Recognition of Diabetic Retinopathy Grades Based on Data Augmentation and Attention Mechanisms

Abstract

Diabetic retinopathy is a complication of diabetes and one of the leading causes of vision loss. Early detection and treatment are essential to prevent vision loss. Deep learning has been making great strides in the field of medical image processing and can be used as an aid for medical practitioners. However, unbalanced datasets, sparse focal areas, small differences between adjacent disease grades, and varied manifestations of the same grade disease challenge deep learning model training. Generalization performance and robustness are inadequate. To address the problem of unbalanced sample numbers between classes in the dataset, this work proposes using VQ-VAE for reconstructing affine transformed images to enrich and balance the dataset. Test results show the model's average reconstruction error is 0.0001, and the mean structural similarity between reconstructed and original images is 0.967. This proves reconstructed images differ from originals yet belong to the same category, expanding and diversifying the dataset. Addressing the issues of focal area sparsity and disease grade disparity, this work utilizes ResNeXt50 as the backbone network and constructs diverse attention networks by modifying the network structure and embedding different attention modules.

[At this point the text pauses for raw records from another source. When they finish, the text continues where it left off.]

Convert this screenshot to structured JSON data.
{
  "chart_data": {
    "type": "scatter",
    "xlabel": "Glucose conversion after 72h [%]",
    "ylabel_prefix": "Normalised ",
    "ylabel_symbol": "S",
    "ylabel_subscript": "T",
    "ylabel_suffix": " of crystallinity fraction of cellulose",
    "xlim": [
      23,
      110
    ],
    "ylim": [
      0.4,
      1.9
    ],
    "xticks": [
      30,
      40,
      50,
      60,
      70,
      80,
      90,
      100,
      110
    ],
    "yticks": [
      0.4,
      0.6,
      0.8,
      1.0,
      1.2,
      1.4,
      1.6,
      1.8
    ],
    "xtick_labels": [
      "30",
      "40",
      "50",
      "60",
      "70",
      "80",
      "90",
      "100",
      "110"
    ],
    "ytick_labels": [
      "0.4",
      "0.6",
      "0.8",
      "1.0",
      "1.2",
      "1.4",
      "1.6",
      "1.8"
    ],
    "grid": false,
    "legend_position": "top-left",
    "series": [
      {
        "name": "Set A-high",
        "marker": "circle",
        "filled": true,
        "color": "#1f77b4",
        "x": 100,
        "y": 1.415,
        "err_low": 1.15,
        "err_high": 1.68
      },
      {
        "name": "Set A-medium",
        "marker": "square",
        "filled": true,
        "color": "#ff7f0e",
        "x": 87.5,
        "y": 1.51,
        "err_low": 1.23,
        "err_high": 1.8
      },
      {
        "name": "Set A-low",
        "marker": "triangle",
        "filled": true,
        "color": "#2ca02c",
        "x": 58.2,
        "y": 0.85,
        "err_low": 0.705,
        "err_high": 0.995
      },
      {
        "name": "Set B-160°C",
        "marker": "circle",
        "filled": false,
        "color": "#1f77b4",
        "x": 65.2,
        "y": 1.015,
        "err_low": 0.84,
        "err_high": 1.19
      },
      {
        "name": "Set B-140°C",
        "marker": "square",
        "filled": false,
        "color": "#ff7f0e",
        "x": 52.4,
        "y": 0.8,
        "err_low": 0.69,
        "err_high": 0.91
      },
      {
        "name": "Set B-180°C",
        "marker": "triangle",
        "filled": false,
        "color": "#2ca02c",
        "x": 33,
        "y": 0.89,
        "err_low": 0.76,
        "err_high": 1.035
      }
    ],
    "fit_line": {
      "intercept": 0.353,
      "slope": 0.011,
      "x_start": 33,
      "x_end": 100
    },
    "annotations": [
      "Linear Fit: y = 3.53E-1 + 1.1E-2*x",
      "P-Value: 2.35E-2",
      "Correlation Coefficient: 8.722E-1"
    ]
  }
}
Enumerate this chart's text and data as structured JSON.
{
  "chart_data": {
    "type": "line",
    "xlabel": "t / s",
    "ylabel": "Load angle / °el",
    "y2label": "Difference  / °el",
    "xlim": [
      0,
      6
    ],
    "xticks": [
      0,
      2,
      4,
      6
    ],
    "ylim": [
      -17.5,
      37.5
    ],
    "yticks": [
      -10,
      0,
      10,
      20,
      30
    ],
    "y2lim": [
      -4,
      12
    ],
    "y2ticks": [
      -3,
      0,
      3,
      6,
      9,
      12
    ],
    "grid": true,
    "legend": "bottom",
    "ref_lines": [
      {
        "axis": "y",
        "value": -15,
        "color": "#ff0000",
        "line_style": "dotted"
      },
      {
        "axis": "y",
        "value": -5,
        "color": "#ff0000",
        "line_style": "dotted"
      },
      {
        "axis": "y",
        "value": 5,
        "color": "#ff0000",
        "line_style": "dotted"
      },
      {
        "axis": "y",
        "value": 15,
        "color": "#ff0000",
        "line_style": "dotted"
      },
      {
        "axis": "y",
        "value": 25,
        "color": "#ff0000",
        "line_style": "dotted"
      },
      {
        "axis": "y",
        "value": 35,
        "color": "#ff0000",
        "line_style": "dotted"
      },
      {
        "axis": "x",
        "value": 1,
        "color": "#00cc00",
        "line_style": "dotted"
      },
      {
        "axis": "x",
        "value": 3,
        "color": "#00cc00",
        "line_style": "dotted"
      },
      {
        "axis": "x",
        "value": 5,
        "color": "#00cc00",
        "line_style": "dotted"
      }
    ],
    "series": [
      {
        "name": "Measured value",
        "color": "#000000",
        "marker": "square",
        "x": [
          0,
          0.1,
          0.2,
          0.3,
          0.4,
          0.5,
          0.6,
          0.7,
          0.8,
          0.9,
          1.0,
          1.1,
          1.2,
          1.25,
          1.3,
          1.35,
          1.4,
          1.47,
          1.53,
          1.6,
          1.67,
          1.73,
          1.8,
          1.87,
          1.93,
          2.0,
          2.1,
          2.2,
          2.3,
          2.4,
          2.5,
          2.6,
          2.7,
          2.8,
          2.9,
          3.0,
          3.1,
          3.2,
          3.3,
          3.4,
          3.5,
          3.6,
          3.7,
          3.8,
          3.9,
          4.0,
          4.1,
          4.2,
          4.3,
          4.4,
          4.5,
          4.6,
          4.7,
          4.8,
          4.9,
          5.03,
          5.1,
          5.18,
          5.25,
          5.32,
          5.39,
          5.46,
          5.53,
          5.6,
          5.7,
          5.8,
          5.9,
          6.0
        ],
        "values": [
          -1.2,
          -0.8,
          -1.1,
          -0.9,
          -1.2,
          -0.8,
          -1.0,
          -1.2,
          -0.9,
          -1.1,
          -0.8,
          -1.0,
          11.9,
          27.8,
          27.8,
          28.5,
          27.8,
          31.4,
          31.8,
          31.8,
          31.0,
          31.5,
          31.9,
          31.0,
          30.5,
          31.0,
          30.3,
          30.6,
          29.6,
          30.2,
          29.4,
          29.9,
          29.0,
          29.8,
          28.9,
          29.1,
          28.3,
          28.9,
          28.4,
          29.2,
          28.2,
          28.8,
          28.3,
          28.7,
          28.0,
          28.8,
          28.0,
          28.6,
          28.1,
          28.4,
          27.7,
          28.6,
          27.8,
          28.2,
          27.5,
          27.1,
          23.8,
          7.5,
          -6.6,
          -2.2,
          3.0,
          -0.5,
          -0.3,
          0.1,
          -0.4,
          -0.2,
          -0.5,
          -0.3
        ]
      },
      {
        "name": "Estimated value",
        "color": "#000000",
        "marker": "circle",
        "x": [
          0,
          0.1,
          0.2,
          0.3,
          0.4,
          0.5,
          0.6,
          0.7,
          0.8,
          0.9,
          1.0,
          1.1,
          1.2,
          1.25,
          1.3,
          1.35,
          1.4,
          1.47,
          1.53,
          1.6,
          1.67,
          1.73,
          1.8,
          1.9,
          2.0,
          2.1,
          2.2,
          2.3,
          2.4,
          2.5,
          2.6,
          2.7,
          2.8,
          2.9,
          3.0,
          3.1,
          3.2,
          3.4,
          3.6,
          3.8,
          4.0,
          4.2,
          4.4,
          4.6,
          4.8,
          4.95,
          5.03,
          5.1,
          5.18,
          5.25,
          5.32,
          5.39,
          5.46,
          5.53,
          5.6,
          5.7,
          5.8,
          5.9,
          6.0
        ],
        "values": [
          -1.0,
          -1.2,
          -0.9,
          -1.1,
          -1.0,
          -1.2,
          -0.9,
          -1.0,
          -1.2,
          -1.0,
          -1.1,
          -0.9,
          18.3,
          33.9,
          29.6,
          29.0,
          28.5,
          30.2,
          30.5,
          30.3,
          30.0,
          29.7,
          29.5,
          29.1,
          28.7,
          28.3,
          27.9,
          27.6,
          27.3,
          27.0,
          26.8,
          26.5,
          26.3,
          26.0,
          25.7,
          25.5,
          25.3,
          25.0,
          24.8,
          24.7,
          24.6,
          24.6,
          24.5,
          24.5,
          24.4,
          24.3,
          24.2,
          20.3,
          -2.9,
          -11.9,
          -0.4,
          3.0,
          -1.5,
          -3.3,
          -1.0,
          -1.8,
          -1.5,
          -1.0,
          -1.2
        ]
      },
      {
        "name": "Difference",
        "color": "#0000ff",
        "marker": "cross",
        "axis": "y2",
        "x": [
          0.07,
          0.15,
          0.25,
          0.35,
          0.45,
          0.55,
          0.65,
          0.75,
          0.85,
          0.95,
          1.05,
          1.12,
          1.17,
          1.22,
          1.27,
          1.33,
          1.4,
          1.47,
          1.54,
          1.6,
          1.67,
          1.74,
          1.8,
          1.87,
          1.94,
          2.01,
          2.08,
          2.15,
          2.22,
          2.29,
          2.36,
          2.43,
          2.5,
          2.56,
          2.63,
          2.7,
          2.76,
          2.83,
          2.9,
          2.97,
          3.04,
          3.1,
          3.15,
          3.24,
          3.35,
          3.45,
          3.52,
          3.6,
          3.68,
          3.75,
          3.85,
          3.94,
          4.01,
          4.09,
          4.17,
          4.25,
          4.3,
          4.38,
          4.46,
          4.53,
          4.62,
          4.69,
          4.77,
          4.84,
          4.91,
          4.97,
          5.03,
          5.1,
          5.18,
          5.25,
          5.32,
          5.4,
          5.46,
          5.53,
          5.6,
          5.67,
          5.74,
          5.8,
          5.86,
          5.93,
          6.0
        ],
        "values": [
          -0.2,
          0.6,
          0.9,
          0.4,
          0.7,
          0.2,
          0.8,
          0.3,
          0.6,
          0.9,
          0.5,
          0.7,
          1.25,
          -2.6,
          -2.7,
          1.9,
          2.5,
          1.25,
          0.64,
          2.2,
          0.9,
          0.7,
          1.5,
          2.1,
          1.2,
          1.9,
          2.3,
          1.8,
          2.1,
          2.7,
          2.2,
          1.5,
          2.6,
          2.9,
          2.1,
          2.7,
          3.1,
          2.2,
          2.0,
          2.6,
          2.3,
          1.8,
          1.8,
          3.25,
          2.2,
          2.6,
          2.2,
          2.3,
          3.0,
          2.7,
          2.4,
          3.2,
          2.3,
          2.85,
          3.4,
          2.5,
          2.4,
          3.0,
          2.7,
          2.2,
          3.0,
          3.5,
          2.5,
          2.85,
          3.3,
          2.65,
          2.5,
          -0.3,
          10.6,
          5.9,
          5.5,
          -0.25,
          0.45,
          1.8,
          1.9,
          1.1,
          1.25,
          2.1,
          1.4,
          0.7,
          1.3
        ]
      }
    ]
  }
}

Experiments demonstrate that the convolutional attention network outperforms ResNeXt50 in terms of Precision, Sensitivity, Specificity, F1 Score, Quadratic Weighted Kappa Coefficient, Accuracy, and robustness against Salt and Pepper noise, Gaussian noise, and gradient perturbation. Finally, the heat maps of each model recognizing the fundus image were plotted using the Grad-CAM method. The heat maps show that the attentional network is more effective than the non-attentional network ResNeXt50 at attending to the fundus image.